The Norwegian Refugee Council, which has a 100-strong aid group in Libya, said the management of bodies was the most important concern after the deadly floods in the country. The council emphasized that now more than food and basic necessities of life, equipment for burying bodies is needed.
After this disaster, many Libyan people are angry and angry about the slow speed of relief and also the failure of local authorities to warn about the danger of destroying the dams. They say that a political investigation about the occurrence of this incident is necessary and the causes of it must be dealt with; Because the engineers had previously warned about the danger of the dams collapsing and the urgent need to strengthen them.
According to analysts, although North Africa is not immune to climate change, the corruption and imprudence of the leaders cause these changes to have much wider consequences that may have been prevented. They emphasize that many warnings were given in advance about the Libya storm, but they did not evacuate the port city of Derna, and a quarter of the city's population remained under water.

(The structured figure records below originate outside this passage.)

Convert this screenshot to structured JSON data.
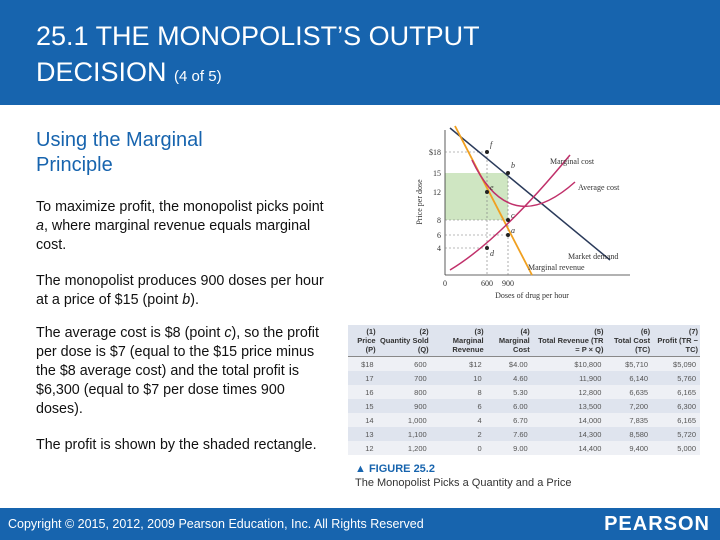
{
  "header": {
    "title_line1": "25.1 THE MONOPOLIST’S OUTPUT",
    "title_line2": "DECISION",
    "part": "(4 of 5)"
  },
  "subheading": "Using the Marginal Principle",
  "paragraphs": [
    [
      "To maximize profit, the monopolist picks point ",
      "a",
      ", where marginal revenue equals marginal cost."
    ],
    [
      "The monopolist produces 900 doses per hour at a price of $15 (point ",
      "b",
      ")."
    ],
    [
      "The average cost is $8 (point ",
      "c",
      "), so the profit per dose is $7 (equal to the $15 price minus the $8 average cost) and the total profit is $6,300 (equal to $7 per dose times 900 doses)."
    ],
    [
      "The profit is shown by the shaded rectangle."
    ]
  ],
  "figure": {
    "y_axis_label": "Price per dose",
    "x_axis_label": "Doses of drug per hour",
    "y_ticks": [
      "$18",
      "15",
      "12",
      "8",
      "6",
      "4"
    ],
    "x_ticks": [
      "0",
      "600",
      "900"
    ],
    "curve_labels": [
      "Marginal cost",
      "Average cost",
      "Market demand",
      "Marginal revenue"
    ],
    "point_labels": [
      "f",
      "b",
      "e",
      "c",
      "a",
      "d"
    ],
    "table": {
      "columns": [
        {
          "number": "(1)",
          "name": "Price (P)"
        },
        {
          "number": "(2)",
          "name": "Quantity Sold (Q)"
        },
        {
          "number": "(3)",
          "name": "Marginal Revenue"
        },
        {
          "number": "(4)",
          "name": "Marginal Cost"
        },
        {
          "number": "(5)",
          "name": "Total Revenue (TR = P × Q)"
        },
        {
          "number": "(6)",
          "name": "Total Cost (TC)"
        },
        {
          "number": "(7)",
          "name": "Profit (TR − TC)"
        }
      ],
      "rows": [
        [
          "$18",
          "600",
          "$12",
          "$4.00",
          "$10,800",
          "$5,710",
          "$5,090"
        ],
        [
          "17",
          "700",
          "10",
          "4.60",
          "11,900",
          "6,140",
          "5,760"
        ],
        [
          "16",
          "800",
          "8",
          "5.30",
          "12,800",
          "6,635",
          "6,165"
        ],
        [
          "15",
          "900",
          "6",
          "6.00",
          "13,500",
          "7,200",
          "6,300"
        ],
        [
          "14",
          "1,000",
          "4",
          "6.70",
          "14,000",
          "7,835",
          "6,165"
        ],
        [
          "13",
          "1,100",
          "2",
          "7.60",
          "14,300",
          "8,580",
          "5,720"
        ],
        [
          "12",
          "1,200",
          "0",
          "9.00",
          "14,400",
          "9,400",
          "5,000"
        ]
      ]
    },
    "caption": {
      "number": "FIGURE 25.2",
      "title": "The Monopolist Picks a Quantity and a Price"
    }
  },
  "footer": {
    "copyright": "Copyright © 2015, 2012, 2009 Pearson Education, Inc. All Rights Reserved",
    "logo": "PEARSON"
  }
}
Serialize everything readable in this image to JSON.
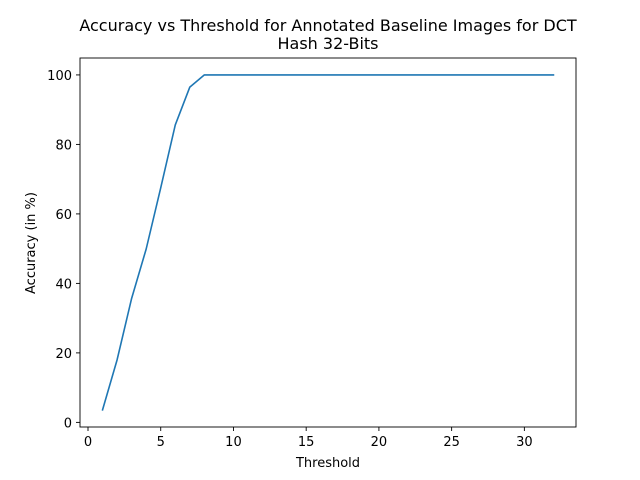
{
  "chart_data": {
    "type": "line",
    "title_lines": [
      "Accuracy vs Threshold for Annotated Baseline Images for DCT",
      "Hash 32-Bits"
    ],
    "xlabel": "Threshold",
    "ylabel": "Accuracy (in %)",
    "xlim": [
      -0.55,
      33.55
    ],
    "ylim": [
      -1.33,
      104.87
    ],
    "xticks": [
      0,
      5,
      10,
      15,
      20,
      25,
      30
    ],
    "yticks": [
      0,
      20,
      40,
      60,
      80,
      100
    ],
    "grid": false,
    "series": [
      {
        "color": "#1f77b4",
        "x": [
          1,
          2,
          3,
          4,
          5,
          6,
          7,
          8,
          9,
          10,
          11,
          12,
          13,
          14,
          15,
          16,
          17,
          18,
          19,
          20,
          21,
          22,
          23,
          24,
          25,
          26,
          27,
          28,
          29,
          30,
          31,
          32
        ],
        "y": [
          3.6,
          18.0,
          35.7,
          49.9,
          67.5,
          85.6,
          96.5,
          100,
          100,
          100,
          100,
          100,
          100,
          100,
          100,
          100,
          100,
          100,
          100,
          100,
          100,
          100,
          100,
          100,
          100,
          100,
          100,
          100,
          100,
          100,
          100,
          100
        ]
      }
    ]
  }
}
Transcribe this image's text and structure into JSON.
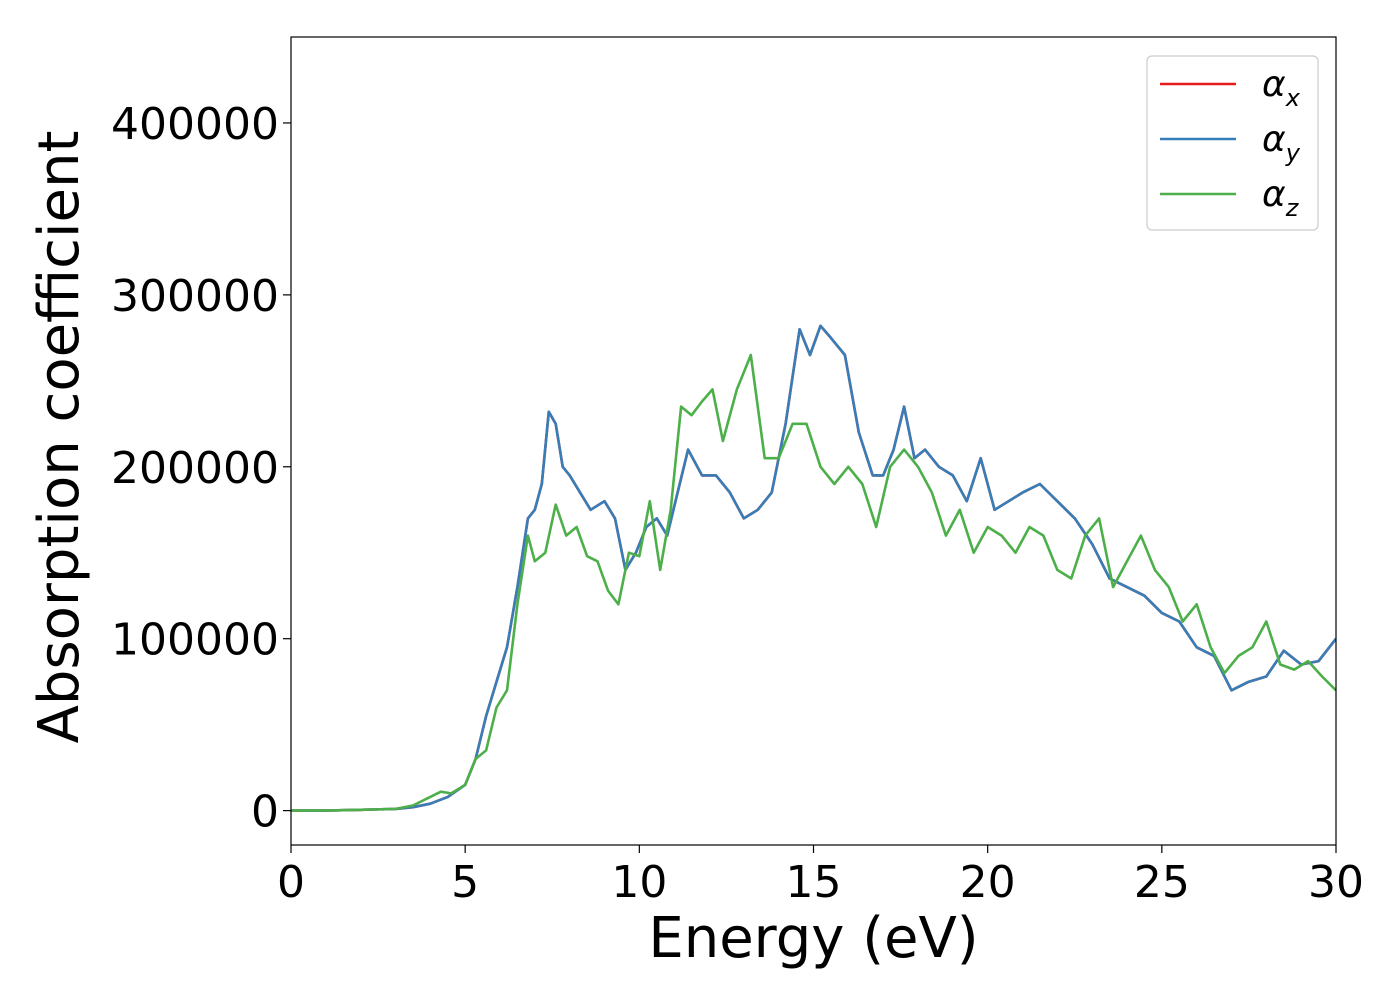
{
  "chart_data": {
    "type": "line",
    "title": "",
    "xlabel": "Energy (eV)",
    "ylabel": "Absorption coefficient",
    "xlim": [
      0,
      30
    ],
    "ylim": [
      -20000,
      450000
    ],
    "xticks": [
      0,
      5,
      10,
      15,
      20,
      25,
      30
    ],
    "yticks": [
      0,
      100000,
      200000,
      300000,
      400000
    ],
    "xtick_labels": [
      "0",
      "5",
      "10",
      "15",
      "20",
      "25",
      "30"
    ],
    "ytick_labels": [
      "0",
      "100000",
      "200000",
      "300000",
      "400000"
    ],
    "grid": false,
    "legend_position": "top-right",
    "series": [
      {
        "name": "α_x",
        "label_base": "α",
        "label_sub": "x",
        "color": "#e41a1c",
        "x": [
          0,
          1,
          2,
          3,
          3.5,
          4,
          4.5,
          5,
          5.3,
          5.6,
          5.9,
          6.2,
          6.5,
          6.8,
          7.0,
          7.2,
          7.4,
          7.6,
          7.8,
          8.0,
          8.3,
          8.6,
          9.0,
          9.3,
          9.6,
          9.9,
          10.2,
          10.5,
          10.8,
          11.1,
          11.4,
          11.8,
          12.2,
          12.6,
          13.0,
          13.4,
          13.8,
          14.2,
          14.6,
          14.9,
          15.2,
          15.5,
          15.9,
          16.3,
          16.7,
          17.0,
          17.3,
          17.6,
          17.9,
          18.2,
          18.6,
          19.0,
          19.4,
          19.8,
          20.2,
          20.6,
          21.0,
          21.5,
          22.0,
          22.5,
          23.0,
          23.5,
          24.0,
          24.5,
          25.0,
          25.5,
          26.0,
          26.5,
          27.0,
          27.5,
          28.0,
          28.5,
          29.0,
          29.5,
          30.0
        ],
        "y": [
          0,
          0,
          500,
          1000,
          2000,
          4000,
          8000,
          15000,
          30000,
          55000,
          75000,
          95000,
          130000,
          170000,
          175000,
          190000,
          232000,
          225000,
          200000,
          195000,
          185000,
          175000,
          180000,
          170000,
          140000,
          150000,
          165000,
          170000,
          160000,
          185000,
          210000,
          195000,
          195000,
          185000,
          170000,
          175000,
          185000,
          225000,
          280000,
          265000,
          282000,
          275000,
          265000,
          220000,
          195000,
          195000,
          210000,
          235000,
          205000,
          210000,
          200000,
          195000,
          180000,
          205000,
          175000,
          180000,
          185000,
          190000,
          180000,
          170000,
          155000,
          135000,
          130000,
          125000,
          115000,
          110000,
          95000,
          90000,
          70000,
          75000,
          78000,
          93000,
          85000,
          87000,
          100000
        ]
      },
      {
        "name": "α_y",
        "label_base": "α",
        "label_sub": "y",
        "color": "#377eb8",
        "x": [
          0,
          1,
          2,
          3,
          3.5,
          4,
          4.5,
          5,
          5.3,
          5.6,
          5.9,
          6.2,
          6.5,
          6.8,
          7.0,
          7.2,
          7.4,
          7.6,
          7.8,
          8.0,
          8.3,
          8.6,
          9.0,
          9.3,
          9.6,
          9.9,
          10.2,
          10.5,
          10.8,
          11.1,
          11.4,
          11.8,
          12.2,
          12.6,
          13.0,
          13.4,
          13.8,
          14.2,
          14.6,
          14.9,
          15.2,
          15.5,
          15.9,
          16.3,
          16.7,
          17.0,
          17.3,
          17.6,
          17.9,
          18.2,
          18.6,
          19.0,
          19.4,
          19.8,
          20.2,
          20.6,
          21.0,
          21.5,
          22.0,
          22.5,
          23.0,
          23.5,
          24.0,
          24.5,
          25.0,
          25.5,
          26.0,
          26.5,
          27.0,
          27.5,
          28.0,
          28.5,
          29.0,
          29.5,
          30.0
        ],
        "y": [
          0,
          0,
          500,
          1000,
          2000,
          4000,
          8000,
          15000,
          30000,
          55000,
          75000,
          95000,
          130000,
          170000,
          175000,
          190000,
          232000,
          225000,
          200000,
          195000,
          185000,
          175000,
          180000,
          170000,
          140000,
          150000,
          165000,
          170000,
          160000,
          185000,
          210000,
          195000,
          195000,
          185000,
          170000,
          175000,
          185000,
          225000,
          280000,
          265000,
          282000,
          275000,
          265000,
          220000,
          195000,
          195000,
          210000,
          235000,
          205000,
          210000,
          200000,
          195000,
          180000,
          205000,
          175000,
          180000,
          185000,
          190000,
          180000,
          170000,
          155000,
          135000,
          130000,
          125000,
          115000,
          110000,
          95000,
          90000,
          70000,
          75000,
          78000,
          93000,
          85000,
          87000,
          100000
        ]
      },
      {
        "name": "α_z",
        "label_base": "α",
        "label_sub": "z",
        "color": "#4daf4a",
        "x": [
          0,
          1,
          2,
          3,
          3.5,
          4,
          4.3,
          4.6,
          5,
          5.3,
          5.6,
          5.9,
          6.2,
          6.5,
          6.8,
          7.0,
          7.3,
          7.6,
          7.9,
          8.2,
          8.5,
          8.8,
          9.1,
          9.4,
          9.7,
          10.0,
          10.3,
          10.6,
          10.9,
          11.2,
          11.5,
          11.8,
          12.1,
          12.4,
          12.8,
          13.2,
          13.6,
          14.0,
          14.4,
          14.8,
          15.2,
          15.6,
          16.0,
          16.4,
          16.8,
          17.2,
          17.6,
          18.0,
          18.4,
          18.8,
          19.2,
          19.6,
          20.0,
          20.4,
          20.8,
          21.2,
          21.6,
          22.0,
          22.4,
          22.8,
          23.2,
          23.6,
          24.0,
          24.4,
          24.8,
          25.2,
          25.6,
          26.0,
          26.4,
          26.8,
          27.2,
          27.6,
          28.0,
          28.4,
          28.8,
          29.2,
          29.6,
          30.0
        ],
        "y": [
          0,
          0,
          500,
          1000,
          3000,
          8000,
          11000,
          10000,
          15000,
          30000,
          35000,
          60000,
          70000,
          120000,
          160000,
          145000,
          150000,
          178000,
          160000,
          165000,
          148000,
          145000,
          128000,
          120000,
          150000,
          148000,
          180000,
          140000,
          175000,
          235000,
          230000,
          238000,
          245000,
          215000,
          245000,
          265000,
          205000,
          205000,
          225000,
          225000,
          200000,
          190000,
          200000,
          190000,
          165000,
          200000,
          210000,
          200000,
          185000,
          160000,
          175000,
          150000,
          165000,
          160000,
          150000,
          165000,
          160000,
          140000,
          135000,
          160000,
          170000,
          130000,
          145000,
          160000,
          140000,
          130000,
          110000,
          120000,
          95000,
          80000,
          90000,
          95000,
          110000,
          85000,
          82000,
          87000,
          78000,
          70000
        ]
      }
    ]
  }
}
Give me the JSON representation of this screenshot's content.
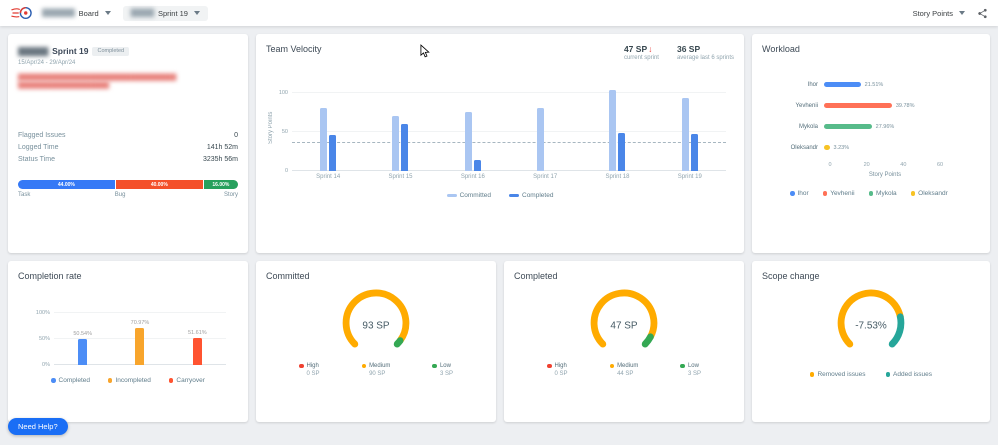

Libya is an oil-rich country in North Africa that has been plagued by political strife, corruption, and foreign interference since the 2011 uprising that toppled longtime ruler Muammar Gaddafi. Efforts a decade earlier to form a functioning single government also failed, and instead, two rival militia-backed governments were installed in the east and west. As a result of these internal conflicts, investment in roads and public services decreased, and there is not much supervision over constructions.